There is the sole exception of one product type of the Pfizer Covid jab to which the US FDA has granted full approval, namely Comirnaty. Comirnaty is the very product type of the Pfizer Covid jab that is not available in the USA; see the wording in the last footnote on p. 2, in the middle of p. 12, and in para. AA on p. 20 of the relevant FDA communication, which constitutes admissions that the “licensed” Comirnaty has manufacturer liability but is unavailable in practice while the “legally distinct”, “[emergency-use] authorized” other Pfizer Covid jab is available in practice and has no manufacturer liability.
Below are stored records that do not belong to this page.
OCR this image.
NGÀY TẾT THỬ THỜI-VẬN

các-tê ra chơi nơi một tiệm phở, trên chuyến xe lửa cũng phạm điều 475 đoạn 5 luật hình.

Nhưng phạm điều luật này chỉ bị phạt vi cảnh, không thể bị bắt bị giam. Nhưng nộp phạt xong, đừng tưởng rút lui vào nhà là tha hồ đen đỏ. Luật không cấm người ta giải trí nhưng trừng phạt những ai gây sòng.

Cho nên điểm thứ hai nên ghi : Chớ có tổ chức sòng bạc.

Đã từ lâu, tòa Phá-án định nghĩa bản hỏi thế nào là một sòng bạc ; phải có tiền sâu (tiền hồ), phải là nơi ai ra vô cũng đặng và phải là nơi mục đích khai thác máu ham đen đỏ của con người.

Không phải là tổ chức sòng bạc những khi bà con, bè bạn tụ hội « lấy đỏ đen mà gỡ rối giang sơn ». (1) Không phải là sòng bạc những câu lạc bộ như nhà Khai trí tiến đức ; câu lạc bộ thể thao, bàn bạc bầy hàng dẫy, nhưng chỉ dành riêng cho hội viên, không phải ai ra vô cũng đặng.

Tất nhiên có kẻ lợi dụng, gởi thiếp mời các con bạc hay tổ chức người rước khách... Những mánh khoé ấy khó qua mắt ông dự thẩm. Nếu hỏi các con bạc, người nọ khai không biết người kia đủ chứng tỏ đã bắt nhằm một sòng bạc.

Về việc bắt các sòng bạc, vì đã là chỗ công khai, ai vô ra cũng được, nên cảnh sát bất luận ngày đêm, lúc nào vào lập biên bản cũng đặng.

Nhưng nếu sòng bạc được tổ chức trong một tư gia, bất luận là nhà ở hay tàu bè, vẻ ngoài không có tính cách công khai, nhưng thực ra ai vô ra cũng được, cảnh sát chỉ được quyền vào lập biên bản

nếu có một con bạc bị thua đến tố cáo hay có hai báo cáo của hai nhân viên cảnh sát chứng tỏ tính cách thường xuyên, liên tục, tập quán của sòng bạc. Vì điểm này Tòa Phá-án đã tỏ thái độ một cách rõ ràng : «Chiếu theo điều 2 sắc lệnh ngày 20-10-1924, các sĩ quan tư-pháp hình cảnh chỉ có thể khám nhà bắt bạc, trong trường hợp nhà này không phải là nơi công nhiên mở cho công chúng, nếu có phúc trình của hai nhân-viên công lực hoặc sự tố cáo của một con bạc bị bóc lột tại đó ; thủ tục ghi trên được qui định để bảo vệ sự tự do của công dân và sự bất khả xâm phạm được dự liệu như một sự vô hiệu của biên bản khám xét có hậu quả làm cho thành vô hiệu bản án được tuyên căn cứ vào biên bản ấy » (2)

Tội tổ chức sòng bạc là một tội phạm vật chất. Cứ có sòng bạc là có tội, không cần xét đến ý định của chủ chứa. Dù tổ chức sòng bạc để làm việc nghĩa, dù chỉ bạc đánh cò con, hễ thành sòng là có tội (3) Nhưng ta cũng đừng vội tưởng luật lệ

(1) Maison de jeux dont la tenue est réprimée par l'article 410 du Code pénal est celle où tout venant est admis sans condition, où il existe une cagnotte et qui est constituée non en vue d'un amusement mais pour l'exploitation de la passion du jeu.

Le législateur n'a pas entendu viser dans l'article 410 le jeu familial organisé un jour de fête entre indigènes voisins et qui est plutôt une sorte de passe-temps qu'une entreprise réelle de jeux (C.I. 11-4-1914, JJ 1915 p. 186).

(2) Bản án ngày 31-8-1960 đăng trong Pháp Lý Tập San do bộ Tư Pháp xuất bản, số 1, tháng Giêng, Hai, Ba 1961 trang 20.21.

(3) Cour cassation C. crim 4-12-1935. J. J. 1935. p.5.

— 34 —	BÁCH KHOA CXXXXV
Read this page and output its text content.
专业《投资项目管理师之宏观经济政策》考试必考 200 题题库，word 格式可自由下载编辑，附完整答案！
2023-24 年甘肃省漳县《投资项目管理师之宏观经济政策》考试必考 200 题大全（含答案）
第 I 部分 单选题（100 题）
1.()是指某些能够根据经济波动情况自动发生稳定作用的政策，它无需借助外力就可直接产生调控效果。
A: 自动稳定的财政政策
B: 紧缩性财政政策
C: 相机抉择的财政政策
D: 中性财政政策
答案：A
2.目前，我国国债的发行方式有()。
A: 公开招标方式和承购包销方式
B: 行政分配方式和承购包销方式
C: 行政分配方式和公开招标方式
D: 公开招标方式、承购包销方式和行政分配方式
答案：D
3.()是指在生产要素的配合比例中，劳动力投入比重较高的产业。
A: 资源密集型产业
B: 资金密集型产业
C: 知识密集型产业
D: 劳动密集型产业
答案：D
As stated by the U.S. regulator, the Food and Drug Administration (FDA), this means that the jabs are investigational medications:
An EUA for a Covid-19 vaccine may allow for rapid and widespread deployment for administration of the investigational vaccine to millions of individuals
The MHRA refer to vaccines, that are yet to receive market authorisation, as biological investigational medicinal products. The FDA outline why this categorises the current crop of Covid jabs as experimental drugs:
An investigational drug can also be called an experimental drug.
Not only are they experimental by virtue of being classed as “investigational” under their respective EUAs, they are indisputably experimental because they are still in trials. Currently, there are no results posted for the NCT04614948 trial of the Pfizer-BioNTech mRNA jab; none for the NCT04516746 Astrazeneca jab; there are no results from Moderna’s NCT04470427 trial nor any from Johnson & Johnson’s NCT04368728 trial of their Janssen jab. The Moderna jab trial is due to conclude in October 2022; the rest aren’t set to end until 2023.